真っ暗な高架下の中、均等にライトが歩道を照らしていて、それで『きこえて』って心の中で望んだら、本当に音が聞こえた。カケルには歌声に聴こえた。どこか低い、ハスキーなその歌声は、目の前の憧れの人の声質にひどく似ていた。
「……聴こえる」
「良かった、聴こえるね」
「はい」
カケルはそれが聴けたのが嬉しくて、顔を綻ばせるとヒロを見上げた。ヒロもそれに嬉しそうにするが、どこか痛みを耐えたような瞳を伏せた。
「ね。ちゃんと願えば聴こえる」
「は……ぃ」
「お前、今日これからどうするの?」
「……ヒロすわんこそ、今ドラマの撮影中じゃないんですか?」
「そうだけど、今夜は撮影もないし、明日はオフだったりもするよ?」
「あ、そうですね。でもだからってこんなところに」
「お前だって、一緒でしょう?」
「はい、その」
何とも歯切れの悪いやりとりのあと、カケルは恥じらって長い睫毛を伏せた。すると、正面に立ったヒロはなんとも言えない表情に顔を歪ませて、耐えきれないようにこちらを抱きしめてくる。「ごめん、ごめんね」と耳元で聞こえて、その振動に心底腰が震えた。
「俺」
「っ……」
「おれ、『しあわせ』になりたいんだよ。それって駄目なことなのかな?」
「だ、めじゃないですよ」
「だったら……!」
「ヒロすわ、『僕』は……」
いっそ清々しいほど素直に一人称が変わってしまって、それに気づいてカケルは赤面する。
「ねぇ、カケル」
「はい?」
「俺、キングになったよ」
「知ってます」
見ていたから……。その返しが酷く心許なく、まるで夜の重たい暗さに溶けていってしまいそうに思えた。湿度がどっと上がった気がする。ヒロの心臓がばくばくと脈打っている。胸同士を合わせるなんて、まるで心臓の中を初めて人に見せるかのように勇気が必要だった。
「別に、誰かとの恋愛はなんにも足枷にならない」
「……っ」
「だって、俺もう一人じゃない。みんなもいるし、お前だっていてくれるでしょう?」
いつの間にか、頭上から流れる歌が止んでいた。肩越しにどこか必死に自分に注ぐ言葉は、ずっと彼がそうであれば良いと、そうであってくれと願っていた内容で。涙がぎゅっと柑橘を絞ったみたいにくしゃくしゃの顔から流れ出して参った。
「うぅ……っ」
「好きだよ」
そのまま囁かれて触れた唇は冷たかった。「も~なんで人生でこんなブサイクの時にぃ」とカケルはヒロの肩に顔を埋めて照れ隠しをするが、「そ? お前が可愛くなかった時なんてある?」と王子様模範解答みたいなことを言ってくるのが速水ヒロだ。

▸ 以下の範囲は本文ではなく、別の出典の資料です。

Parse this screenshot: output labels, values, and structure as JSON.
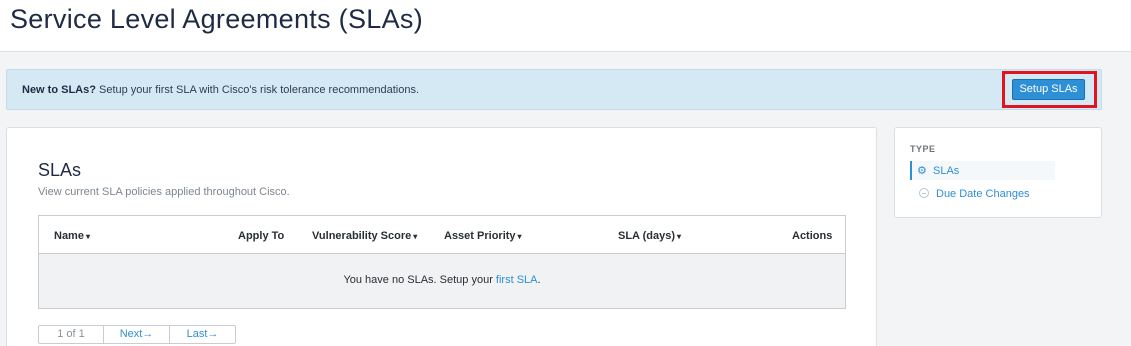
{
  "header": {
    "title": "Service Level Agreements (SLAs)"
  },
  "banner": {
    "bold_text": "New to SLAs?",
    "text": " Setup your first SLA with Cisco's risk tolerance recommendations.",
    "button_label": "Setup SLAs"
  },
  "main": {
    "title": "SLAs",
    "subtitle": "View current SLA policies applied throughout Cisco.",
    "table": {
      "columns": [
        {
          "label": "Name",
          "sortable": true
        },
        {
          "label": "Apply To",
          "sortable": false
        },
        {
          "label": "Vulnerability Score",
          "sortable": true
        },
        {
          "label": "Asset Priority",
          "sortable": true
        },
        {
          "label": "SLA (days)",
          "sortable": true
        },
        {
          "label": "Actions",
          "sortable": false
        }
      ],
      "empty_text": "You have no SLAs. Setup your ",
      "empty_link": "first SLA",
      "empty_suffix": "."
    },
    "pagination": {
      "current": "1 of 1",
      "next": "Next→",
      "last": "Last→"
    }
  },
  "sidebar": {
    "section_label": "TYPE",
    "items": [
      {
        "label": "SLAs",
        "icon": "gear-icon",
        "active": true
      },
      {
        "label": "Due Date Changes",
        "icon": "circle-icon",
        "active": false
      }
    ]
  },
  "colors": {
    "accent": "#2d8fd5",
    "banner_bg": "#d5e9f5",
    "highlight": "#e0141e"
  },
  "caret_glyph": "▾"
}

思わず笑いあって、抱きしめあう二人にはもうあの歌声は聴こえてこなかった。
もしかしたら恋心が呼び合っていた音なのかもしれないな、なんて気障な結論に至ったのは次の朝になってからだ。カケルは寮の自室のベッドに沈む、真珠みたいに綺麗な大学生の髪の毛をわずかに顔から避けてベッドから降りる。
「わわ……」
するりと意外に逞しい腕がカケルの細い腰に回る。時刻はまだ午前五時手前だ。「もう、起きるの?」とポヤポヤとして聞かれたので「シャワー浴びてきます」と顔も見れないでやっとこさ答えた。すると、「まだ駄目」っと速水ヒロはカケルの腰あたりにグリグリと額を擦りつけてくる。
「ちゃんと昨日の返事して、俺に『好き』って言ってくれたならいいよ」
だなんて言い出すものだから。それからカケルが絞り出すように「すき」と答えるまでたっぷり一時間を要した。件の高架下には、UFOの代わりに青年のカップルが度々目撃されるようになり、数年後二人は電撃入籍をして世間をあっと言わせるのだ。
あとはもう、笑うだけの人生だ。